For the moment though, despite wanting to call one friend or another, to vent and to be heard and understood, I recognize that I must pray over this. I do not want to, for I may be asked to give up my anger, to set it aside, to forgive and to accept the slight, the wrong, the misdeed. I have already been too loose lipped, speaking out against this injustice to a few people who have no part in it, except to commiserate with me.
Even as I begin to pray, “Lord have mercy…” my heart stops, I take in a quick startled breath, realizing in that quick second, that moment that I am asking mercy where I am unwilling to give any. I want to plead my cause, to shout out the injustice to the one who was treated–willingly–most injustly. I envision His hands, splayed out on a rough hewn cross, blood dripping from the spikes, cruelly nailed through flesh. I see His thorn-pierced brow, and my slight, the one I did not want to give up, is fading. I was so very angry just a moment ago, but now, that anger is like a whisp of smoke, fading into the air, soon to be no more.
I look down at my hands, now stained with the soot of my anger. Oh, cleanse me, my God. Forgive me my anger, my burning, fiery temper that takes offense so easily.

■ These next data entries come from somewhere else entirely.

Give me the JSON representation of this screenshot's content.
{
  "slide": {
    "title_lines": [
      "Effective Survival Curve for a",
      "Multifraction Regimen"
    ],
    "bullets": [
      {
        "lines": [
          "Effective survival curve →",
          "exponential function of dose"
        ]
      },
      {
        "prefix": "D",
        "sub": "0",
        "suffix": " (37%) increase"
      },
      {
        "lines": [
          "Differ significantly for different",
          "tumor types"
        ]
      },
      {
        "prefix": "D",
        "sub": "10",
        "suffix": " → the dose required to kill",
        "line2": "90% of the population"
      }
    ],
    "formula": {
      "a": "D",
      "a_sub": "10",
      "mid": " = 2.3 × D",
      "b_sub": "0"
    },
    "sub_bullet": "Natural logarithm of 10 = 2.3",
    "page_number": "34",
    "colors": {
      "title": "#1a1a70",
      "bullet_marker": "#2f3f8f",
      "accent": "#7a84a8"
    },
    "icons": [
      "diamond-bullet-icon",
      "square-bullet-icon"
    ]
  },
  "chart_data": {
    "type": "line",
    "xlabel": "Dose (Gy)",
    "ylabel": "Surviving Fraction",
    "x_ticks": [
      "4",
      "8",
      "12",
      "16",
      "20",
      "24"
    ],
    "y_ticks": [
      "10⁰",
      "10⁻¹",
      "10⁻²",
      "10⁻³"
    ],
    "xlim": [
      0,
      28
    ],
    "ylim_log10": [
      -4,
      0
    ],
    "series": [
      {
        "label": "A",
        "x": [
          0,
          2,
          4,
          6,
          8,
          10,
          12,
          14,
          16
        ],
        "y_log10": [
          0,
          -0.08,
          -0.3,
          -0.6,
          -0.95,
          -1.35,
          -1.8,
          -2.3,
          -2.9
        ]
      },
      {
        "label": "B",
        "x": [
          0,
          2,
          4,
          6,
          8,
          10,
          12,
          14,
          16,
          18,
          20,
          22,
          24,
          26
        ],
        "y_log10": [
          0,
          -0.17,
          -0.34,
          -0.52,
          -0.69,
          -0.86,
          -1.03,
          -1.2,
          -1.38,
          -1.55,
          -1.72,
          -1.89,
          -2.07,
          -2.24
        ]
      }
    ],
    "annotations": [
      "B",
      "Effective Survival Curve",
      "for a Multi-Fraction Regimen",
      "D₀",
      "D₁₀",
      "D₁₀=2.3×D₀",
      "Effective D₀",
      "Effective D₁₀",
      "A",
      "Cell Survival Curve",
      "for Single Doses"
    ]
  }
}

O, Lord, have mercy on me. I am in desperate need of you. O, Spirit of God, that convicts me, that comforts my soul, how I need comfort now in the sight of my wretchedness. I wanted to be angry. I wanted to plead my case. I have none. Oh, Father, forgive them. They do not mean to do harm, or if they do, forgive them anyway. And me, Father…I need forgiveness most of all, I who have known your mercy, who have supped of your lovingkindness. I need your healing forgiveness. I need to be cleansed of every sin, of every stain. Teach me to walk in your ways. How I long to be a person who takes no offense, but has a heart that loves and forgives in the moment.